Johannesburg - Two pieces of good news will be on the table when the Reserve Bank’s monetary policy committee (MPC) meets later this month.
Food and fuel prices, often powerful drivers of overall inflation, have started to slide.
Bumper crops in many parts of the world have cut the cost of South Africa’s staple food – maize.
And a 67c-a-litre reduction in the price of petrol from Wednesday should take some of the steam out of inflation.
On Friday, the Department of Energy said the cut was due to the drop in crude oil prices and rand stability.
The MPC hiked its repo rate from 5 percent to 5.5 percent in January, after the rand fell about 18 percent last year and consumer inflation threatened to breach the ceiling of its 3 percent to 6 percent target range.
But, after peaking at 6.6 percent in June, the rate retreated to 6.3 percent in July and seems to be heading back within the target range.
A moderation of inflation will be a relief to the MPC, as gross domestic product (GDP) is barely expanding.
Statistics SA said last week that GDP increased only 0.6 percent in the second quarter, after shrinking by that amount in the first quarter.
The figures are quarterly changes, adjusted for inflation and seasonal factors and multiplied by four to show an annual rate.
Finance Minister Nhlanhla Nene told Bloomberg recently that the economy might grow only 1.8 percent this year, lower than the 2.7 percent estimate at the time of the February Budget.
He cited strikes and “supply-side constraints particularly on the energy” side.

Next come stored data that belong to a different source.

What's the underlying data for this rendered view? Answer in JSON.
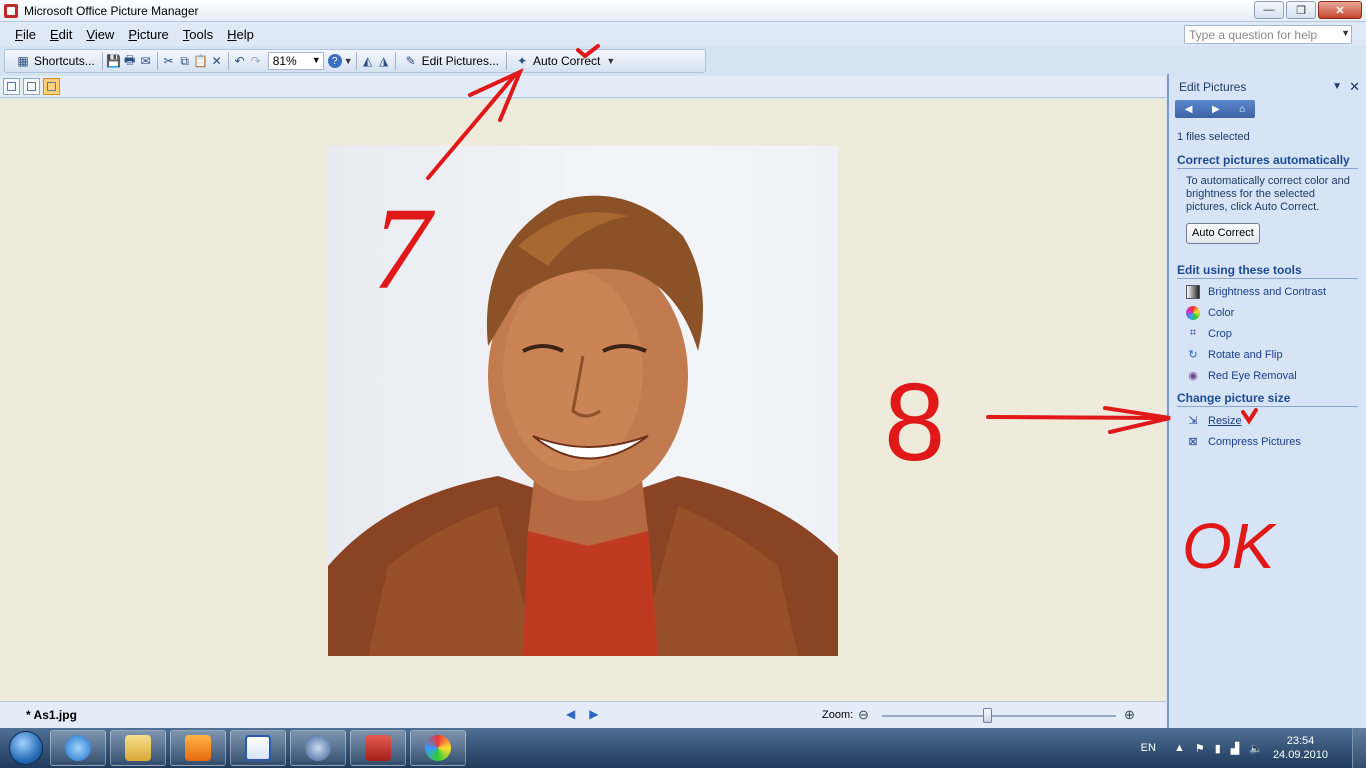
{
  "window": {
    "title": "Microsoft Office Picture Manager",
    "minimize": "—",
    "maximize": "❐",
    "close": "✕"
  },
  "menu": {
    "items": [
      {
        "label_u": "F",
        "label_rest": "ile"
      },
      {
        "label_u": "E",
        "label_rest": "dit"
      },
      {
        "label_u": "V",
        "label_rest": "iew"
      },
      {
        "label_u": "P",
        "label_rest": "icture"
      },
      {
        "label_u": "T",
        "label_rest": "ools"
      },
      {
        "label_u": "H",
        "label_rest": "elp"
      }
    ],
    "help_placeholder": "Type a question for help"
  },
  "toolbar": {
    "shortcuts": "Shortcuts...",
    "zoom_value": "81%",
    "edit_pictures": "Edit Pictures...",
    "auto_correct": "Auto Correct"
  },
  "status": {
    "file_name": "* As1.jpg",
    "zoom_label": "Zoom:",
    "zoom_level": 0.45
  },
  "pane": {
    "title": "Edit Pictures",
    "files_selected": "1 files selected",
    "section_auto": "Correct pictures automatically",
    "auto_desc": "To automatically correct color and brightness for the selected pictures, click Auto Correct.",
    "auto_button": "Auto Correct",
    "section_tools": "Edit using these tools",
    "tools": [
      {
        "label": "Brightness and Contrast",
        "icon": "brightness-icon"
      },
      {
        "label": "Color",
        "icon": "color-icon"
      },
      {
        "label": "Crop",
        "icon": "crop-icon"
      },
      {
        "label": "Rotate and Flip",
        "icon": "rotate-icon"
      },
      {
        "label": "Red Eye Removal",
        "icon": "eye-icon"
      }
    ],
    "section_size": "Change picture size",
    "size_tools": [
      {
        "label": "Resize",
        "icon": "resize-icon"
      },
      {
        "label": "Compress Pictures",
        "icon": "compress-icon"
      }
    ]
  },
  "annotations": {
    "step7": "7",
    "step8": "8",
    "ok": "OK"
  },
  "taskbar": {
    "lang": "EN",
    "time": "23:54",
    "date": "24.09.2010"
  }
}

Slower growth means the government’s budget deficit – the gap between revenue and spending – could be larger than predicted, possibly triggering a ratings downgrade.

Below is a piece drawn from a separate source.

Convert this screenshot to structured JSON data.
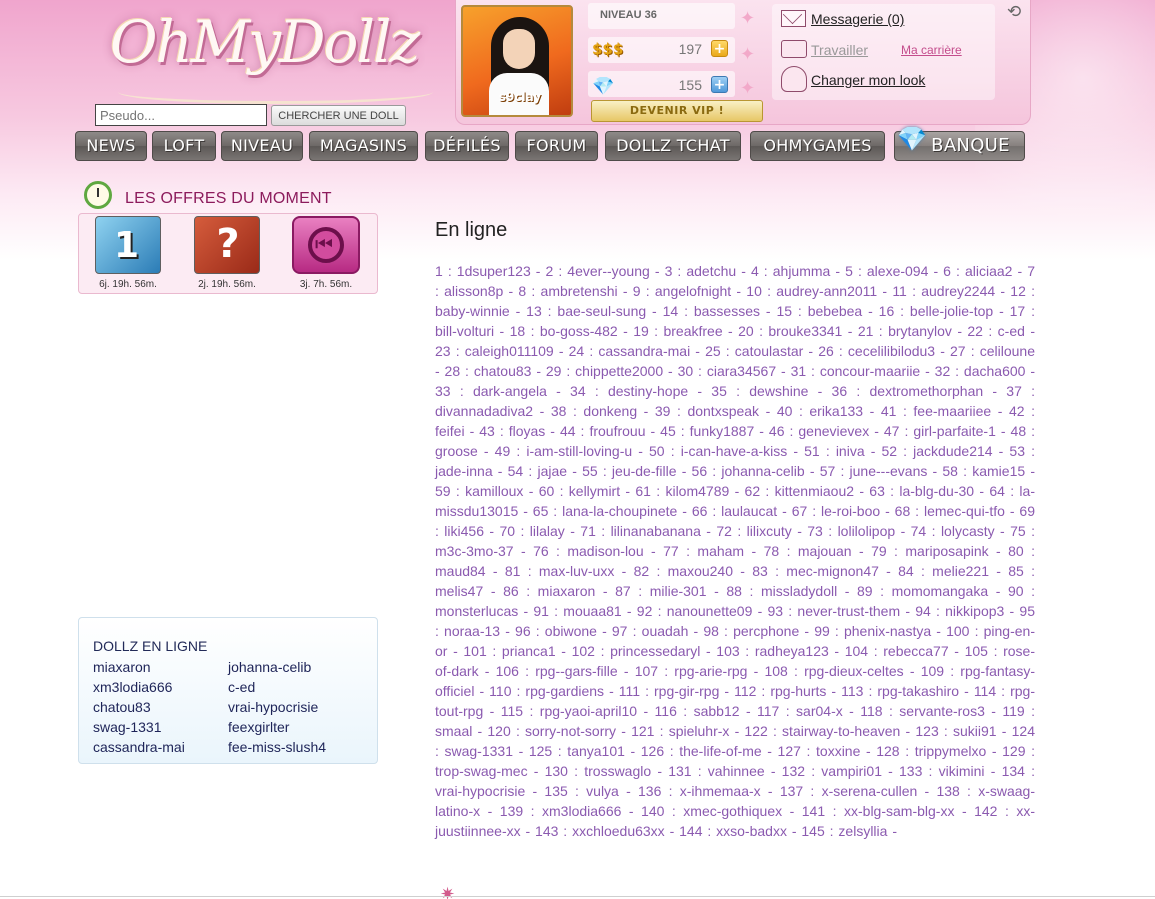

This would spell more bad news for South Africa, as foreign investors find alternative destinations for their funds.
A rise in interest rates to moderate inflation could damage the outlook further, sending the economy into recession.
Signs that inflation is subsiding will be a relief to the MPC, whose primary mandate is price stability.
Over the past two years, the weaker rand has put pressure on inflation – pressure that might now be easing off.
Investec group chief economist Annabel Bishop cited lower international maize prices and the strength in the rand since the end of January as reasons for lower food prices.
“The price inflation rate of cereals and other crops dropped from 26.7 percent in February to minus 4.8 percent currently.”
In a commentary on July producer inflation figures, Bishop’s figures showed the maize price fell 22 percent between March and July and a further 30 percent since then.
Maize futures on the SA Futures Exchange stood near R1 700 a ton on Friday.
“And this is yet to feed through fully to producer prices due to the lags involved.”
There will be a knock-on effect.
“Given that maize is a key feed component, lower rand maize prices will feed through into lower dairy, meat, egg and other animal product price inflation,” Bishop said.
“The price inflation of live animals and animal products has already dropped to 7.3 percent from 9.8 percent in April, but lags cereal price inflation by about two months.”
The UN’s Food and Agriculture Organisation (FAO) food price index fell to a six-month low of 203.9 in July, with its cereal price component 16.6 percent lower than a year earlier.
“The recent sharp slide in cereal prices reflected significant falls in international prices of maize (down 9.2 percent) and wheat (down 5.8 percent), a reaction to excellent production prospects in many major producing countries and to the anticipation of abundant exportable supplies in the 2014/15 marketing season,” the FAO said.
The US Department of Agriculture predicted the country’s maize supplies would reach a record 15 243 million bushels (387 million tons) in the 2014/15 seasons.
The US is the largest producer of maize.
At the same time, the outlook for fuel prices is also benign.
Reuters reported last week that Brent crude oil “has been unable this week to break out of the $101 to $104 a barrel range”.
And the Wall Street Journal said supplies of crude oil were plentiful and demand limited, “with oil for immediate delivery selling particularly cheap”.
It reported: “The US Energy Information Administration said US liquid fuels production, including crude oil, grew by more than 4 million barrels a day from January 2011 to July 2014, offsetting supply disruptions of around 2.8 million barrels a day.”